Nicola Williams is a British barrister specialising in criminal law. Since 2009, she has been a part-time Crown Court Judge sitting on the London and South Eastern Circuit.

She was the first Service Complaints Ombudsman for the UK Armed Forces. In that role she urged the Ministry of Defence to tackle racism in the armed forces. She has highlighted concern at the delay, and the failure to meet the target of 90% of Service complaints to be resolved in a timely fashion; and the disproportionate number of women, black and ethnic minority Service personnel making complaints.

Williams was Complaints Commissioner for the Cayman Islands from 2009 to 2014. She served several years as a Commissioner at the Independent Police Complaints Commission, a board member at the Police Complaints Authority Williams was the lead Commissioner responsible for drafting IPCC guidelines on investigating allegations of discriminatory conduct by police officers and a member of the IPCC Resources and Diversity Committees.

She is a Fellow of the RSA and a former Chair of the BBC Regional Advisory Committee for London.

In 2020, Williams was appointed as the new chair for the Independent Complaints Panel of the Portman Group the social responsibility and regulatory body for alcohol in the UK.

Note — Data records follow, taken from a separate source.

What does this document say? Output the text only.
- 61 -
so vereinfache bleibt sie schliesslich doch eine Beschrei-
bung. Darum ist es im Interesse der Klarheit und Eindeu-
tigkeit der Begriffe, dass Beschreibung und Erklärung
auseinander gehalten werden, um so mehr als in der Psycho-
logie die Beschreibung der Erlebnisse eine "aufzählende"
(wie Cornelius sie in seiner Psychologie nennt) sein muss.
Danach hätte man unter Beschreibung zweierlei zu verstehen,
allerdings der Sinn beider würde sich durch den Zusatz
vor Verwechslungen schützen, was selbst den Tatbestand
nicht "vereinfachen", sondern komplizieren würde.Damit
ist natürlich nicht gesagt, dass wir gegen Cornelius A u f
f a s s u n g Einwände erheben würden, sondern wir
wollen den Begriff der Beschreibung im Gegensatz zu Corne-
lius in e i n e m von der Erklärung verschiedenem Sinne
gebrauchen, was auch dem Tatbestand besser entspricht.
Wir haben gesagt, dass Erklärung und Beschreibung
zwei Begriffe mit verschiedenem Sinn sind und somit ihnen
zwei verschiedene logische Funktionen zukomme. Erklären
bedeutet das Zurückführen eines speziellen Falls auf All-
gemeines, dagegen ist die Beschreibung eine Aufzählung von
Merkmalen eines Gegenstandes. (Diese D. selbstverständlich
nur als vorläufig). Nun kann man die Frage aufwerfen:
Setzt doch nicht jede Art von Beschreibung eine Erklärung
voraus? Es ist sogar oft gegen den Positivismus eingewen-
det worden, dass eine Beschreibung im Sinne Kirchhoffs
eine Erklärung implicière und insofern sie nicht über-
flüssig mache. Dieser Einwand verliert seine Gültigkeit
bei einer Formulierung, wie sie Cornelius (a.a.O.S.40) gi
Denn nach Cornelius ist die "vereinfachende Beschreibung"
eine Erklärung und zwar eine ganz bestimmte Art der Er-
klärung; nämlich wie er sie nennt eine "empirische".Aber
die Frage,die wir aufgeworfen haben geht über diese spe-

Williams was listed as one of the 100 most influential Black people in the U.K and won a Cosmopolitan magazine Woman of Achievement Award (Professions).

She is the author of the novel Without Prejudice (2021), which describes the experiences of being a black female lawyer in Britain is also an indictment of the legal system and privilege. The novel was republished by Penguin Books in 2020 in a series curated by Bernardine Evaristo of 'lost and hard-to-find' books by Black writers.